Pour autant, en racontant cette histoire, elle s’est aussi confrontée aux vécus de sa sœur et de ses parents, amenant ainsi le plus grand nombre de personnes à pouvoir se retrouver à travers ses différents personnages.

«Tout le monde a des problèmes. On n’est pas unique, affirme-t-elle. Des fois, on grandit, puis on se dit, “Le monde ne me comprend pas, personne ne peut comprendre ce que je passe en travers.” Si on parlait de nos problèmes et qu’on était honnête avec soi-même et avec d’autre monde, on verrait que ce n’est pas unique d’avoir des problèmes et de se sentir comme je me sentais.» 

«On est tous des êtres fragiles, on a tous différentes expériences, des différents passés, mais on est tous ensemble.»

Au vu des premiers retours positifs qu’elle a reçus, il semblerait que le message ait été bien compris. «Il y a une femme qui est venue, elle avait un frère avec des besoins. Il est mort maintenant, mais elle m’a dit, “J’ai lu ton livre et je l’ai vu dans ton livre.” Ça m’a vraiment touchée et je lui ai dit, “C’est pour ça que j’ai écrit ce livre.”»

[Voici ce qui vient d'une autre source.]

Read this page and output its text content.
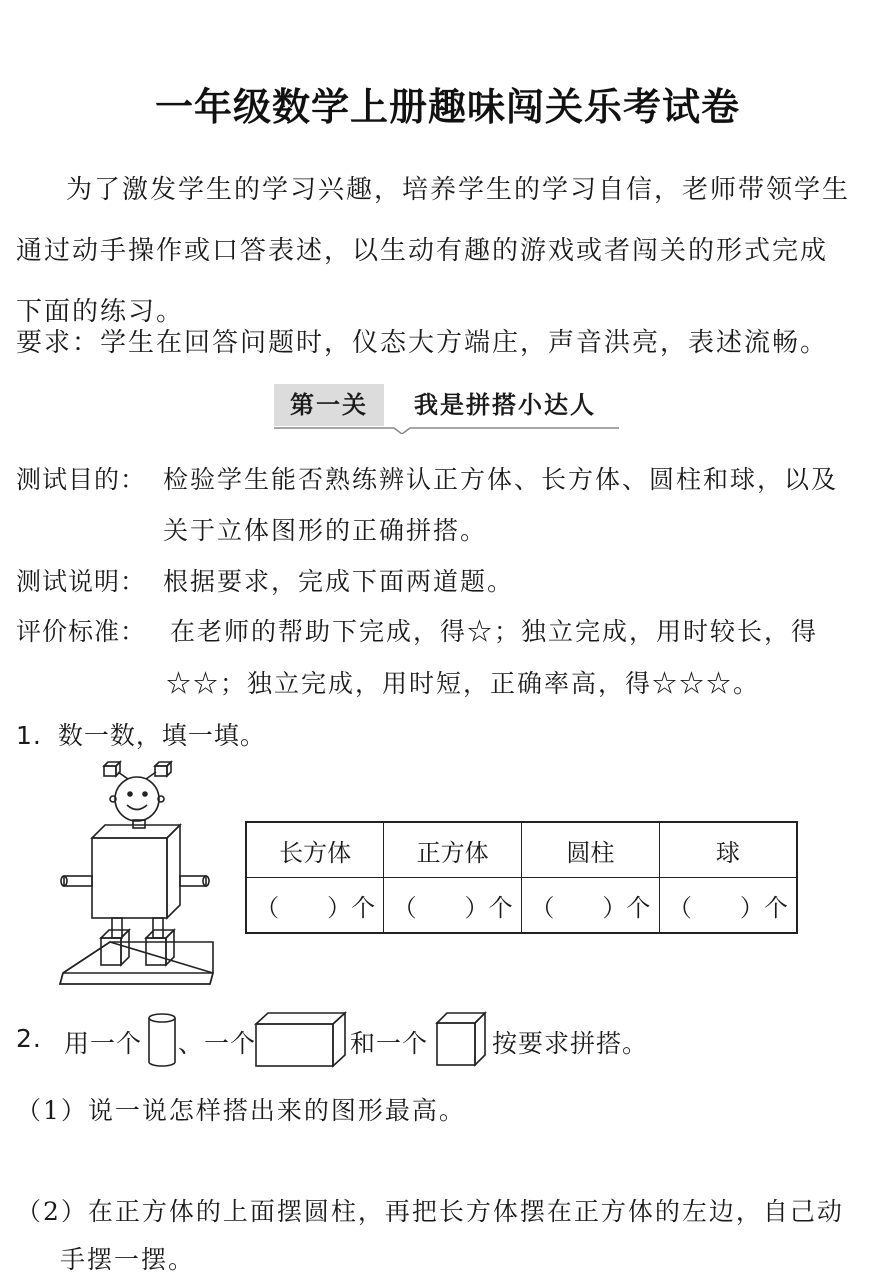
一年级数学上册趣味闯关乐考试卷
为了激发学生的学习兴趣，培养学生的学习自信，老师带领学生
通过动手操作或口答表述，以生动有趣的游戏或者闯关的形式完成
下面的练习。
要求：学生在回答问题时，仪态大方端庄，声音洪亮，表述流畅。
第一关	我是拼搭小达人
测试目的： 检验学生能否熟练辨认正方体、长方体、圆柱和球，以及
关于立体图形的正确拼搭。
测试说明： 根据要求，完成下面两道题。
评价标准： 在老师的帮助下完成，得☆；独立完成，用时较长，得
☆☆；独立完成，用时短，正确率高，得☆☆☆。
1. 数一数，填一填。
长方体	正方体	圆柱	球
（　　）个	（　　）个	（　　）个	（　　）个
2. 用一个 、一个	和一个	按要求拼搭。
（1）说一说怎样搭出来的图形最高。
（2）在正方体的上面摆圆柱，再把长方体摆在正方体的左边，自己动
手摆一摆。
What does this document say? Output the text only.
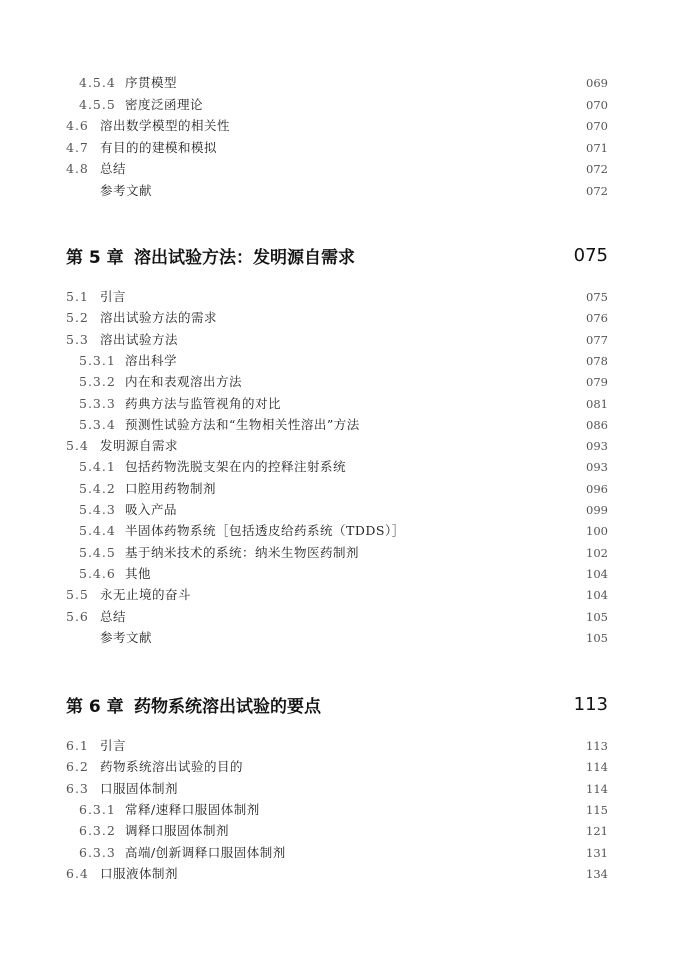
4.5.4 序贯模型	069
4.5.5 密度泛函理论	070
4.6 溶出数学模型的相关性	070
4.7 有目的的建模和模拟	071
4.8 总结	072
参考文献	072
第 5 章 溶出试验方法：发明源自需求	075
5.1 引言	075
5.2 溶出试验方法的需求	076
5.3 溶出试验方法	077
5.3.1 溶出科学	078
5.3.2 内在和表观溶出方法	079
5.3.3 药典方法与监管视角的对比	081
5.3.4 预测性试验方法和“生物相关性溶出”方法	086
5.4 发明源自需求	093
5.4.1 包括药物洗脱支架在内的控释注射系统	093
5.4.2 口腔用药物制剂	096
5.4.3 吸入产品	099
5.4.4 半固体药物系统［包括透皮给药系统（TDDS）］	100
5.4.5 基于纳米技术的系统：纳米生物医药制剂	102
5.4.6 其他	104
5.5 永无止境的奋斗	104
5.6 总结	105
参考文献	105
第 6 章 药物系统溶出试验的要点	113
6.1 引言	113
6.2 药物系统溶出试验的目的	114
6.3 口服固体制剂	114
6.3.1 常释/速释口服固体制剂	115
6.3.2 调释口服固体制剂	121
6.3.3 高端/创新调释口服固体制剂	131
6.4 口服液体制剂	134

Mais ce qui l’a particulièrement émue, ce sont les avis dont lui ont fait part ses proches, et notamment son père. «J’avais peur qu’il lise le livre et qu’il se sente mal, qu’il se sente avec des regrets, qu’il se sente coupable. Il m’a écrit le plus beau message: “Tes sentiments étaient valides. Je te voyais. C’était tes sentiments et je les respecte. Je t’aime comme une personne, je t’aime comme une autrice et je t’aime comme ma fille.”»

Comme le livre est, pour le moment, disponible seulement en anglais, elle raconte avoir été particulièrement nerveuse lorsqu’elle s’est rendue à Clare pour en faire la présentation du fait que la traduction française n’existe pas encore. Mais Véronique Hogan, préposée à l’admission de l’Université Sainte-Anne, est rapidement venue la rassurer sur ce sujet. «Elle m’a dit: “Ça ne fait rien parce que tu es Acadienne.”»

Une facette de son identité que l’autrice revendique avec fierté, d’autant que cette dernière joue également un rôle central dans son roman. «La culture acadienne, c’est dans le livre aussi. La plage, la côte, c’est toute une partie de moi-même. Donc, c’était vraiment important pour moi. Ça fait partie de ce que moi je suis, de ma famille, de mes ancêtres.»